Okay, lets look at other stores here. Chico’s ( NYSE:CHS ). Wow! Chico’s ( NYSE:CHS )and the man here, Chico and the man here. Not a good thing here. They reported earnings, they’re cutting costs, just brutal. I don’t get any of my stuff from Chico’s ( NYSE:CHS ). Apparently neither does anybody else. The stock was down a lot bigger during the day. It only closed down less than 3 percent after some really nasty numbers. Here’s my deal, this is not a trade for me. If the stock falls back to 9.60 or so it could probably go even lower. But if you are kind of a nimble trader here’s really the analysis: You’ve got ultimate support right there. The stock opened there, closed up there. So you want to see this stock continue to trade higher. If it starts trading back into this range maybe you would ultimately make money on it, because again, this is a higher low. But the stock is under pressure. Retail is under pressure. Do you really want to go to Chico’s ( NYSE:CHS )?

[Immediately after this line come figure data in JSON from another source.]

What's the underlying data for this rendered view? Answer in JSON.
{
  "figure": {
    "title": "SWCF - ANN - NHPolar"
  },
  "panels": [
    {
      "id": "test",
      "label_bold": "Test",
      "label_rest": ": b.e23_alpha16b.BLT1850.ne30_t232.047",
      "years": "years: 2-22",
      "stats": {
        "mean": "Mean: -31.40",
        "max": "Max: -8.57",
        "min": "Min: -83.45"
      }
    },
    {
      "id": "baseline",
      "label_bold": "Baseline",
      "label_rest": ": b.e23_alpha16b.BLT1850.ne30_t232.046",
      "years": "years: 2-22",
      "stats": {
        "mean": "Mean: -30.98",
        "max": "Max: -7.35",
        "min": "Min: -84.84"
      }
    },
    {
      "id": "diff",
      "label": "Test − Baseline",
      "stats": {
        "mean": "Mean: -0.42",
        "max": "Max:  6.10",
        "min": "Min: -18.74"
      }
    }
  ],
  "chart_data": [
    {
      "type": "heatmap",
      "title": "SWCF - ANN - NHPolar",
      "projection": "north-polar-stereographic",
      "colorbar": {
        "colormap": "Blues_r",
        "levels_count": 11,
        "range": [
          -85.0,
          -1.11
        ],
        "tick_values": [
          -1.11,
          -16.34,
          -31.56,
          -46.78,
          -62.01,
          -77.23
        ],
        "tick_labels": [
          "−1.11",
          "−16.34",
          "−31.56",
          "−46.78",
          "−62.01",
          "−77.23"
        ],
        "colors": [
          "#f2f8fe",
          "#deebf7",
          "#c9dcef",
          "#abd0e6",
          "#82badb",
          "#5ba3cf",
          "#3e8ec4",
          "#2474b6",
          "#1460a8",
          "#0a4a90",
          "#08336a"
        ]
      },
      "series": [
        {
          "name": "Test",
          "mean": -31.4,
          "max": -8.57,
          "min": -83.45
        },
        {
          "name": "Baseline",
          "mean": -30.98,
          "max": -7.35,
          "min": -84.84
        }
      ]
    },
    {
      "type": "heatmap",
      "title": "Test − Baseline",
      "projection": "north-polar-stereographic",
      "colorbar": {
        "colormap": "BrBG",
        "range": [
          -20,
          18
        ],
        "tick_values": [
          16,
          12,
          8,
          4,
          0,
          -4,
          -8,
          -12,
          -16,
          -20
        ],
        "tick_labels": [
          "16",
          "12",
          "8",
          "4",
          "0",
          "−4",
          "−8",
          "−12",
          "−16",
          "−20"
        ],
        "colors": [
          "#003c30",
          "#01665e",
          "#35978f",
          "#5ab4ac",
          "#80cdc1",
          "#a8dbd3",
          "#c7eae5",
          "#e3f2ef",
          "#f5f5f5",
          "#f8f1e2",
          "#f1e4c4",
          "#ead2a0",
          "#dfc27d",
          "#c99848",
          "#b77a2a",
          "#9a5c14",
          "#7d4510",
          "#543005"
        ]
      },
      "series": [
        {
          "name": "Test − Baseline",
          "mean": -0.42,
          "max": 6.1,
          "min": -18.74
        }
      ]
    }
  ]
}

Instead go to Abercrombie & Fitch ( NYSE:ANF ). I don’t think so. Look, Ulta ( NASDAQ:ULTA ) is still the place to go. Abercrombie & Fitch ( NYSE:ANF ), also some pretty brutal earnings; they’re quarterly reports were horrible. This is a stock, it traded down, kept going. It’s still under distribution. You would probably get a short-term oversold bounce tomorrow. But don’t you think, after this kind of move and after the dismal quarter that they had, that any big funds, any big money managers who happen to still be owning this pig. Talk about a marketing campaign for petefelia, I digress, I just see their marketing efforts and think, “Your stock deserves to be at zero.” Again, I digress. The bottom line is, if you’re a big money manager and you still own this stock after the kind of quarter that they reported, you’re going to want to be selling into any strength at all. And I think that’s what ultimately going to be happening here. So just get out. Stay out and move on. And hey, look to buy Ulta ( NASDAQ:ULTA ) on any kind of a pullback.